Captured Israeli Spy Might Come Home To Roost

Not Jonathon Pollard, this one.

As for Pollard, I have no idea.

Saturday, January 1, 2011

Lady Gaga Makes a Great Marie Antoinette

Apropos of nothing and just out of the blue, I have to say I love these brilliant musical teaching aids on European history that I just came across.

If I were a high school history teacher, my New Year's Resolution would be to play them over and over until my students could sing them in their sleep. Please browse them; I particular like the ones on the Battle of Agincourt, Elizabeth I, and the Canterbury Tales.

Most of the videos are shorter than this one, but a major topic like the French Revolution needs a full five minutes:



New media and old history combine very well (my old school even has an academic center for that), despite grumbling from those who assume history has to be made dry and boring or else it won't give the kids a character-building experience.

When you consider how vivid and dramatic the personalities of European history really are - Joan of Arc, the Borgias, Henry VIII - the music video is exactly the right format for teaching the subject. Personally, I think Beowulf is actually improved when put to 99 Luftballons.

The new and old combine to make something unique and mutually beneficial, as Philip Larkin knew:

New eyes each year
Find old books here,
And new books, too,
Old eyes renew;
So youth and age
Like ink and page
In this house join,
Minting new coin.

U.S. Embassy Baghdad's "Last Three (Virtual) Feet"

DipNote has announced U.S. Embassy Baghdad's latest initiative in public diplomacy, a new program on its YouTube channel called "Window Into the U.S. Embassy."

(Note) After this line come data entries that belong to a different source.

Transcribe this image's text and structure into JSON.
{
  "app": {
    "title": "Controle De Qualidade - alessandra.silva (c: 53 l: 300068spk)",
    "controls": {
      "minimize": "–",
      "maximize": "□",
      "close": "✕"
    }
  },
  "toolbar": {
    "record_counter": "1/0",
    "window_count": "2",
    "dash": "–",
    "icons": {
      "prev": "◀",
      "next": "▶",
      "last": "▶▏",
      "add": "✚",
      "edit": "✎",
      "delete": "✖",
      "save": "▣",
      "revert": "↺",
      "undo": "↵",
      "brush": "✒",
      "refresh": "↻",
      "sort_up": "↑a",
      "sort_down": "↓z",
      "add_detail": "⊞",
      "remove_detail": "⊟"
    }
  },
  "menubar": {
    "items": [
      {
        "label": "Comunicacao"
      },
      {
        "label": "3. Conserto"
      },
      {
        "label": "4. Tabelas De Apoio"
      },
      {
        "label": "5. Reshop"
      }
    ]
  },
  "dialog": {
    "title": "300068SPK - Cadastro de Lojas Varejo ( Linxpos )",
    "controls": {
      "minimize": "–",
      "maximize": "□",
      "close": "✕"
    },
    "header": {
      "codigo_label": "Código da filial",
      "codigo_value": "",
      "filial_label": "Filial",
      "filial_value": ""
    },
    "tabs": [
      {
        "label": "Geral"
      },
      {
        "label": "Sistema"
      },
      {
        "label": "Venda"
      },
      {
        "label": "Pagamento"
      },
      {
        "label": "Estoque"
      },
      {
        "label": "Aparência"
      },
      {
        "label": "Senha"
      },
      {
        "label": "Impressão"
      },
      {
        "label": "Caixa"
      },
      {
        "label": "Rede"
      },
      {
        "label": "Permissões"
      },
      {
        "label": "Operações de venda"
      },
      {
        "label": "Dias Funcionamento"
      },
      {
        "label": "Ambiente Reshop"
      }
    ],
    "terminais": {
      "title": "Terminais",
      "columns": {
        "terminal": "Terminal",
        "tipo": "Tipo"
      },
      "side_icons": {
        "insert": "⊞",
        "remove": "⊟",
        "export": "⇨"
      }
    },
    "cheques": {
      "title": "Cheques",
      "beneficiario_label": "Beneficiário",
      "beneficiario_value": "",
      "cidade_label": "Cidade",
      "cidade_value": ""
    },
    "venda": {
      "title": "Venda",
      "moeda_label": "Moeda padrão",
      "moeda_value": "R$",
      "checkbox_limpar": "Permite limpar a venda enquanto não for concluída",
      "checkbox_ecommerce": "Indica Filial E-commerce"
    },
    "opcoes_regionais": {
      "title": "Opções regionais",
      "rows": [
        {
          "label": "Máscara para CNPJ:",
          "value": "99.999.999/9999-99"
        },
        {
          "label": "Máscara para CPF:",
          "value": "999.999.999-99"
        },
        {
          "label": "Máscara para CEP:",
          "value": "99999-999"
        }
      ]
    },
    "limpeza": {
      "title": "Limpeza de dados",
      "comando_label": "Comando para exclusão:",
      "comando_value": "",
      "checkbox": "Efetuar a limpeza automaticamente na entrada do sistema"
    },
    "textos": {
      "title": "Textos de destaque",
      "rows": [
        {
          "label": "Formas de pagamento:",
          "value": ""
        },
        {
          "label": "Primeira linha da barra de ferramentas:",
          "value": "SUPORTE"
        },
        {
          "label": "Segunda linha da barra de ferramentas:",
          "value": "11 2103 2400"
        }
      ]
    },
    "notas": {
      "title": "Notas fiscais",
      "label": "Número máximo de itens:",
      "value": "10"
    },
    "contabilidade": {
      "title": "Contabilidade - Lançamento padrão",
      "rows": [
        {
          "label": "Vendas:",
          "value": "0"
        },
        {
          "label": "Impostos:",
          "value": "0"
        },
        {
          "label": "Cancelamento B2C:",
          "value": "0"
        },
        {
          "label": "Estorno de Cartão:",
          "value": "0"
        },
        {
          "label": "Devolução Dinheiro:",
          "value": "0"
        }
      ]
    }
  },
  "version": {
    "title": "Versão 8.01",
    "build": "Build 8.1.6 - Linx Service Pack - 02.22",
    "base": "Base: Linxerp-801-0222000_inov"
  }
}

OK, given the realities of the security situation in and around Baghdad, maybe our public diplomacy options there are limited to social media and YouTube. I can understand that. But, the Dipnote post has this strange concluding paragraph that makes a mockery of the whole idea of impersonal person-to-person communication:

I'm a firm believer in Edward R. Murrow's tried and true words about effective communication with foreign audiences: "The real crucial link in the international communication chain is the last three feet... one person talking to another." While there's no substitute for meeting Iraqis face-to-face, and building relationships over a cup of steaming tea or a plate of kebabs, here at the U.S. Embassy in Baghdad social media is helping us open windows into new audiences and build bridges across those last three (virtual) feet.


DipNote's post seems to be having an argument with itself. In the first place, we will speak to Iraqis at arms length, and in the second place, face-to-face communication is crucial. Which is it?

If there really "is no substitute" for meeting Iraqis face-to-face, then why are we substituting a YouTube program for just that? And, if we have no better option but to do just that, why are we invoking the sainted Edward R. Murrow and his all-important "last three feet" in a post about how we will keep the internet between us and the Iraqi public?

What is the "virtual" last three feet, anyway? Virtual as in "simulated," I suppose. We will pretend to talk to you in person, and we invite you to pretend along with us.

The idea of virtual human contact simply doesn't fit into the Murrow paradigm, and by using it Dipnote invites snickering.